Non solo. Dessì, come ricostruito in un servizio di ‘Piazza Pulita’ andato in onda ieri, in un post su Facebook aveva scritto anche che “Per la terza volta in vita mia ho dovuto menare ad un ragazzo rumeno”. “Sono stato aggredito, ho difeso la mia famiglia e lo farò sempre”, ha replica al giornalista della trasmissione del La7 che fa luce anche su un altro particolare della vita dell’attivista M5S: il fatto cioè che vive a Frascati, in una casa del comune, per la quale paga meno di 8 euro al mese.

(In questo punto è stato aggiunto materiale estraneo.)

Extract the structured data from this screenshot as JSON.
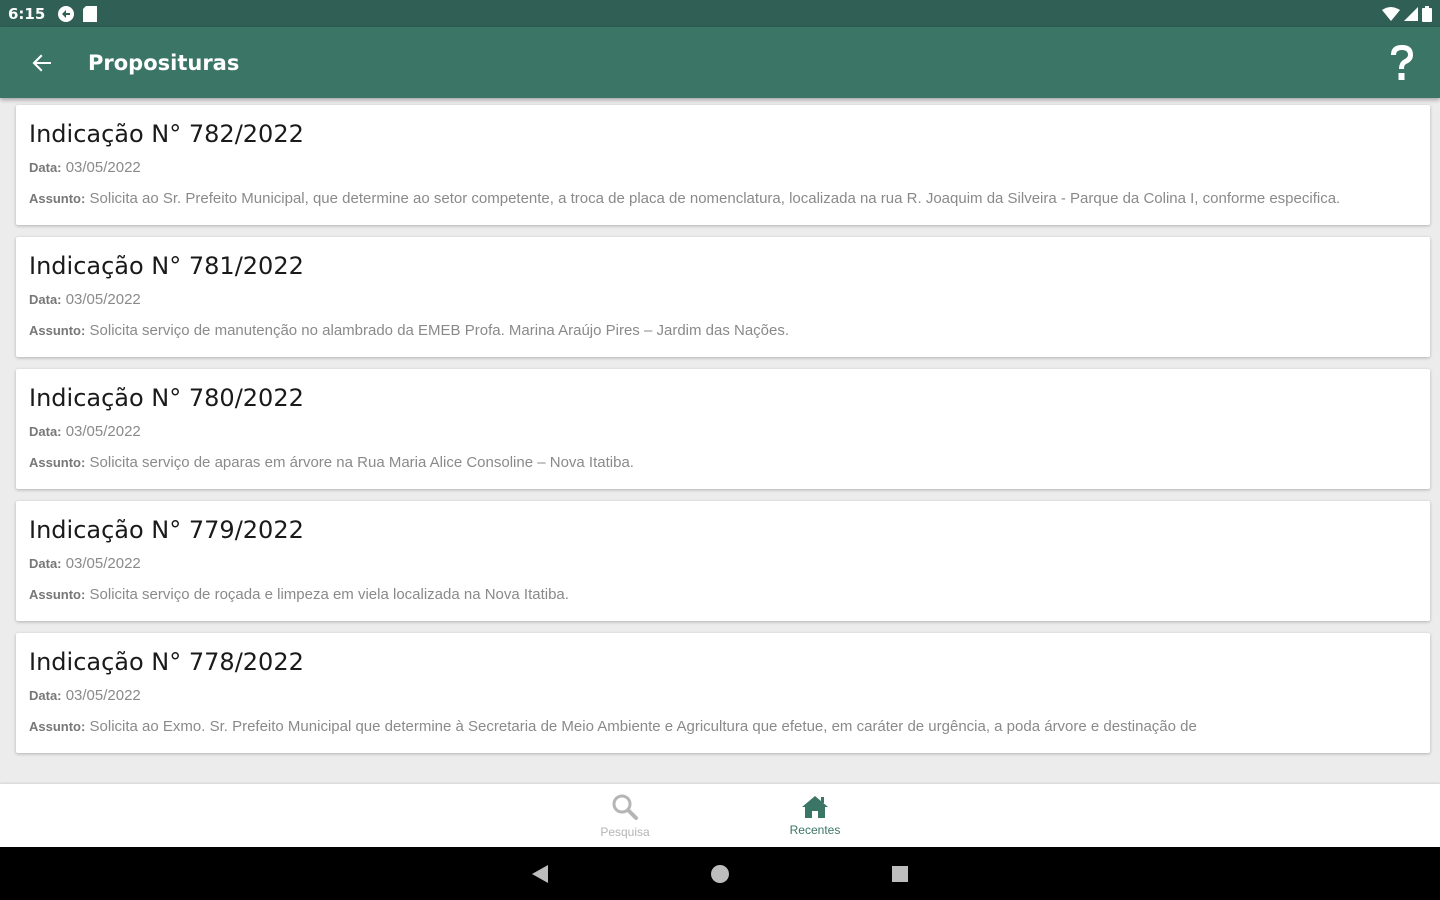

Una casa di famiglia, dal 1947, dove risiedeva prima la nonna e poi la madre. Paga così poco, ha spiegato, “perché non ho reddito, sono una persona povera, il mio lavoro non mi porta reddito: non ho auto e non ho un conto in banca, andate a controllare”. Sebbene, fa presente ancora ‘Piazza Pulita’, secondo il registro delle imprese Dessì risulti ricoprire cariche di primo piano in due società.

“Stanno emergendo opacità che il M5S non può accettare. Per quanto mi riguarda la trasparenza vale più di ogni cosa”, scrive la candidata M5S alla presidenza del Lazio, Roberta Lombardi, chiedendo a Dessì di chiarire sulla questione casa e canone da 7 euro. “Il tentativo del Pd e di alcuni giornali di associare il nostro candidato al Senato Emanuele Dessì agli Spada o di definirlo un picchiatore è qualcosa di miserabile – sottolinea Lombardi – Chi usa la violenza sbaglia sempre, annunciare di averla usata per di più su un social network è profondamente sbagliato, ma io non mi sento di giudicare il comportamento di una persona che in quel momento vede la sua compagna o i suoi figli in pericolo. Da mamma, non so come potrei reagire se qualcuno aggredisse uno dei miei bambini”.

A ‘invocare’ l’intervento della Lombardi era stato Stefano Pedica del Pd: “Di Battista imbarazzato dice che bisogna indagare e andare a fondo. Lombardi invece che fa? La candidata alla Regione Lazio anche oggi continuerà a non vedere, non sentire e non parlare? È questo il rispetto che ha per i cittadini?”. “Menomale che il M5S era il partito dell’onestà e della trasparenza…”, aveva concluso.